Every vendor stand was uniquely decorated with its own gorgeous Christmas flair. This romantic and festive market is the most traditional one we’ve been to yet. Many of the Christmas markets in Germany are still being supplied from this region and there was a “little something” for everyone here: Christmas pyramids, smoking figures and candleholders, textiles, pottery, gingerbread, lace, Advent stars, blown glass tree ornaments, you name it, it was here.
A carousel ride for the birthday boy was absolutely in order. He was more fascinated with the ride itself than the world spinning around him.
The glühwein was offered in various flavors, which was something we’d never seen before. I may have tried a few of them…or all of them…and the cherry was my favorite. Well, actually no, first place goes to the wine served out of the big copper pot mixed with rum.
That’s the beauty of taking the train, right? Drink up! 🙂
Dresden was not at all what we expected. Like most Americans touring Germany, we’d never really considered visiting the intriguing fun city aside from seeing the Christmas market. We were shocked to see the fancy Baroque architecture mixed into the cityscape once we escaped the market square.
If you’re unfamiliar with Dresden, it’s located way over on the east side of Germany, near the Czech border. The city was an unfortunate victim of the war, American and British pilots firebombed the city in 1945 leaving more than 25,000 people dead and 75% of the historical center destroyed. We found many circa-1946 photos displayed. Still, we were in awe at how the city has since returned to its once stunning glory so well. It’s very evident that once the wall fell, Dresden wasted no time getting back on its feet, virtually rebuilding from scratch.

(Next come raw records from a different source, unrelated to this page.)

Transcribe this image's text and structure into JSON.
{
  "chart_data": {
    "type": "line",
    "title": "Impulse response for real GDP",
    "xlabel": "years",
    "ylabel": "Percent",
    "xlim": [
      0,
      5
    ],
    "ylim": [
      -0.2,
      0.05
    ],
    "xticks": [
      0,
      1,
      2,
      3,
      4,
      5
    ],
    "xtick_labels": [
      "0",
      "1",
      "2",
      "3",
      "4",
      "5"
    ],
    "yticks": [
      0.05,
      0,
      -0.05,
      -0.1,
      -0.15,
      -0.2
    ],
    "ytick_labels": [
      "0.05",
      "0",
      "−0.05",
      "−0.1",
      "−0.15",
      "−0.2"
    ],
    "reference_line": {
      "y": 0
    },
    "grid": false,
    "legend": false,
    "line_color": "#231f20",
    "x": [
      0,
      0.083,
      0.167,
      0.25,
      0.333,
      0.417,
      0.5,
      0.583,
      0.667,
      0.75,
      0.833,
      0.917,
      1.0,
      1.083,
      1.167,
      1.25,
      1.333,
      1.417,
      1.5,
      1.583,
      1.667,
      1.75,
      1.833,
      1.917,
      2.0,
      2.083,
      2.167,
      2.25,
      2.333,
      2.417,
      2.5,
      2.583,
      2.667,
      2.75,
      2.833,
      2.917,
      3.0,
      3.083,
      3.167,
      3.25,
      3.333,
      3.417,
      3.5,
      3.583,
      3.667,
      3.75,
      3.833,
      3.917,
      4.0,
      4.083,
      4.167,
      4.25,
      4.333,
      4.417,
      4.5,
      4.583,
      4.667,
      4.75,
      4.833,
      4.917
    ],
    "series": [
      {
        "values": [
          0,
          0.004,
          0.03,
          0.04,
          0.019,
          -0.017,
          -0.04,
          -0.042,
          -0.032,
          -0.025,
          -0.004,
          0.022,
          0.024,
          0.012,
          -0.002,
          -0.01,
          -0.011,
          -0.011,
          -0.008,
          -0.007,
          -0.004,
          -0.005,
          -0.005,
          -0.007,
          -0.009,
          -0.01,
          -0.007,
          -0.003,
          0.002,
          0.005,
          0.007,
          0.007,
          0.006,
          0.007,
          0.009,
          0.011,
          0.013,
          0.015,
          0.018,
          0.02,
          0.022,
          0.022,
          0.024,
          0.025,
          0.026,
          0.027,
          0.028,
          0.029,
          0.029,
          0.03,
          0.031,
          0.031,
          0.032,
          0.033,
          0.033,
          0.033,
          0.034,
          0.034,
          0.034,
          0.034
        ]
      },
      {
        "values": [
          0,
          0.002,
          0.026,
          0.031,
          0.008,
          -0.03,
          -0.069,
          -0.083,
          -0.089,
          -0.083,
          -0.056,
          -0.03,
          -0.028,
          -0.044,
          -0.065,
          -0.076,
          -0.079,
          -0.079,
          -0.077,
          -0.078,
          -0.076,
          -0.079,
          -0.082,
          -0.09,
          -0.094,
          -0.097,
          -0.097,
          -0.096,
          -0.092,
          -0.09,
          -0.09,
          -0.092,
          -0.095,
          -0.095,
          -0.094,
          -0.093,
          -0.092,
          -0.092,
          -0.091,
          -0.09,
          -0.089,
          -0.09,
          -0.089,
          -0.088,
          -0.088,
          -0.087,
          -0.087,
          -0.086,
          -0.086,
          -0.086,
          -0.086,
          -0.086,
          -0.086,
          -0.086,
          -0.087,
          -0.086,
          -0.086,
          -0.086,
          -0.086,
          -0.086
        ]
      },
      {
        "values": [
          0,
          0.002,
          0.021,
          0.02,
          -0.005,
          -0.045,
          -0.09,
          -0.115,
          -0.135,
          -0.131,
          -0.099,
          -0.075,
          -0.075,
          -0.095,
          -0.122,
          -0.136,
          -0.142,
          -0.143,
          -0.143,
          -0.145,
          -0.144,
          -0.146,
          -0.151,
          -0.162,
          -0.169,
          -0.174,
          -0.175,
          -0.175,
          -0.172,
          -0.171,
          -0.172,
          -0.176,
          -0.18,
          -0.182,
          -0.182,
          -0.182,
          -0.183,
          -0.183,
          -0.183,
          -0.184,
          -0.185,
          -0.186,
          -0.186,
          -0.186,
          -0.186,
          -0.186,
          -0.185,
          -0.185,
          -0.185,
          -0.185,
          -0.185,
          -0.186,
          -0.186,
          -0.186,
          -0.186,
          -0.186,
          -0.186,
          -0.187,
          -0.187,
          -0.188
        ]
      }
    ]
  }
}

The tiles, originally from 1907, survived the bombing. Why? Well, when they were created, they were fired three times at 2,400 degrees Fahrenheit…and then fired again during the 1945 firestorm but only at 1,800 degrees. Pretty neat, ja?
I randomly glanced at my watch only to see that it was 2:20 pm. And it was December 3rd. It was officially Owen’s birthday, so we took a picture to commemorate keeping him happy and healthy for a whole year.
Birthdays take on a whole different meaning once you’ve birthed a human…you go, mamas!
Alright, back to our Dresden tour…the Frauenkirche (Church of Our Lady) is this massive round building fit together like a jigzaw puzzle. It was destroyed in the war and reconstructed in 1992.
See the dark bricks? Each one was carefully placed in their original spot in the reconstruction. Behind the church, believe it or not, was another Christmas market. We passed through it to get to the Elbe river to see what we could see (not much).